Logo

1. Hukuk Dairesi2024/1436 E. 2024/5454 K.

Yapay Zeka Özeti

Uyuşmazlık: Dava konusu taşınmazın kıyı kenar çizgisi içerisinde kaldığı iddiasıyla Hazine tarafından açılan tapu iptali ve terkin davasında, mahkemenin yeterli araştırma yapmadan hüküm kurması nedeniyle uyuşmazlık.

Gerekçe ve Sonuç: Mahkemenin, kıyı kenar çizgisinin tespitinde gerekli incelemeleri yapmadan, özellikle idari tespitlerle çelişen bilirkişi raporuna dayanarak eksik inceleme ile hüküm kurması ve 28.11.1997 tarihli 5/3 sayılı Yargıtay İçtihadı Birleştirme Kararı'na uygun bir tespit yapılmaması gözetilerek bozulmuştur.

Karar Metni

"İçtihat Metni"

MAHKEMESİ :Sulh Hukuk Mahkemesi

SAYISI : 2014/502 E., 2015/113 K.

HÜKÜM : Kısmen Kabul

Taraflar arasında görülen tapu iptali-terkin ve müdahalenin önlenmesi davasında verilen karar hakkında yapılan temyiz incelemesi sonucunda, Yargıtay 8. Hukuk Dairesince kararın bozulmasına karar verilmiştir.

Mahkemece, bozmaya uyularak yeniden yapılan yargılama sonucunda; davanın kısmen kabulüne karar verilmiştir.

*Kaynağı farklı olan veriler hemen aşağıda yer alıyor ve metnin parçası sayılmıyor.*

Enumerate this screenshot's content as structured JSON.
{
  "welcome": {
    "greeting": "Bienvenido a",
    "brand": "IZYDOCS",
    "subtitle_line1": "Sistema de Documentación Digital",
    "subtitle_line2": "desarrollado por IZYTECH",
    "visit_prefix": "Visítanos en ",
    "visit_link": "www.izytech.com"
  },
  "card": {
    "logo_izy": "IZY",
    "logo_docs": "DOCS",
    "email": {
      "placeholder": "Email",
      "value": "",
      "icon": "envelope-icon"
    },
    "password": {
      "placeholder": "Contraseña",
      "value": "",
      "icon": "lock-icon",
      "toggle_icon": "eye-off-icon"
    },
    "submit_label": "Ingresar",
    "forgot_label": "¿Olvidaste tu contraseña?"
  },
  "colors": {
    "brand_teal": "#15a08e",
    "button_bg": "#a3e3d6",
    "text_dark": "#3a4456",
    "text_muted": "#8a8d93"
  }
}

Mahkeme kararı, davacı Hazine vekili tarafından temyiz edilmekle; kesinlik, süre, temyiz şartı ve diğer usul eksiklikleri yönünden yapılan ön inceleme sonucunda, temyiz dilekçesinin kabulüne karar verildikten ve Tetkik Hâkimi tarafından hazırlanan rapor dinlendikten sonra dosyadaki belgeler incelenip gereği düşünüldü:

I. DAVA

Davacı Hazine vekili; Balıkesir ili, ... ilçesi, .... köyünde bulunan davalı adına kayıtlı dava konusu 105 parsel sayılı taşınmazın 21,88 metrekarelik kısmının 3621 sayılı Kıyı Kanunu'na göre kıyı kenar çizgisi kapsamında kalan yerlerden olduğunu ileri sürerek bu kapsamda kalan bölümün tapu kaydının iptaliyle kıyı olarak terkinine, davalının bu kısma ilişkin müdahalesinin önlenmesine karar verilmesini istemiştir.

II. CEVAP

Davalı, keşifteki beyanında; fen memurlarının daha evvel kıyı kenar çizgisini belirleyen paftayı zemine uyguladıklarını, belirledikleri sınıra göre bahçe duvarının yıkıldığını belirterek davanın reddini savunmuştur.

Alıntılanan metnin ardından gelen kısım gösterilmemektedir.